More importantly, policy finance plays a critical role in addressing the structural financing gaps that market mechanisms often fail to cover during the early stages of industrialization. Infrastructure development, agricultural modernization, and manufacturing upgrading usually require long investment cycles, slow returns, and involve significant positive externalities. These are precisely the kinds of investments that short-term commercial capital is often unwilling or unable to finance. 

Policy finance, therefore, does not weaken market principles; rather, it serves as a necessary correction to market failure. The industrialization experience of many countries shows that long-term, stable, and patient capital is indispensable in the early stages of development. Only after productive capacity and basic industrial foundations are established can private capital enter on a sustainable basis. Without this foundation, markets cannot function effectively.

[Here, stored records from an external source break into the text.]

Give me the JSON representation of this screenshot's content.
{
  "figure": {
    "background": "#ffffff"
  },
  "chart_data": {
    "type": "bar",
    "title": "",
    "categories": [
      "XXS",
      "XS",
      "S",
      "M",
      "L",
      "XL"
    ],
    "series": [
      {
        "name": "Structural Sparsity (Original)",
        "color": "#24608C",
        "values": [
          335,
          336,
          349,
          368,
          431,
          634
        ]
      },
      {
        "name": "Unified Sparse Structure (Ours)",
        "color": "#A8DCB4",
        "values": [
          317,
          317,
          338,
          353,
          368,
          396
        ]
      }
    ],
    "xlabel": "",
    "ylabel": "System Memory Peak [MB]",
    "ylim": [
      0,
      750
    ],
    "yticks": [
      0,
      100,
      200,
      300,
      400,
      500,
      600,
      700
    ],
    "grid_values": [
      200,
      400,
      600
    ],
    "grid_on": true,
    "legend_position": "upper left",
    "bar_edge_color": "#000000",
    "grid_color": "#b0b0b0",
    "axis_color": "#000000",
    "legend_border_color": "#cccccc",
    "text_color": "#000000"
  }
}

In this sense, the value of BRI special loans lies not simply in providing funding, but in helping African countries build industrial foundations and strengthen sustainable development through long-term capital support. These loans not only address financing constraints more effectively, but also create the conditions necessary for markets to develop and function. Claims that such financing "weakens market principles" may not fully reflect the realities of industrialization in developing countries and may blur the distinction between building markets and operating mature ones.

For African countries, what matters most is not short-term financial relief, but long-term development finance that can support industrialization, create jobs, and strengthen industrial competitiveness. The experience of the African SME special loan shows that development finance is not opposed to markets, but rather helps create the conditions for markets to grow. This is not only central to China-Africa cooperation, but also carries broader relevance for other Global South countries working toward economic transformation.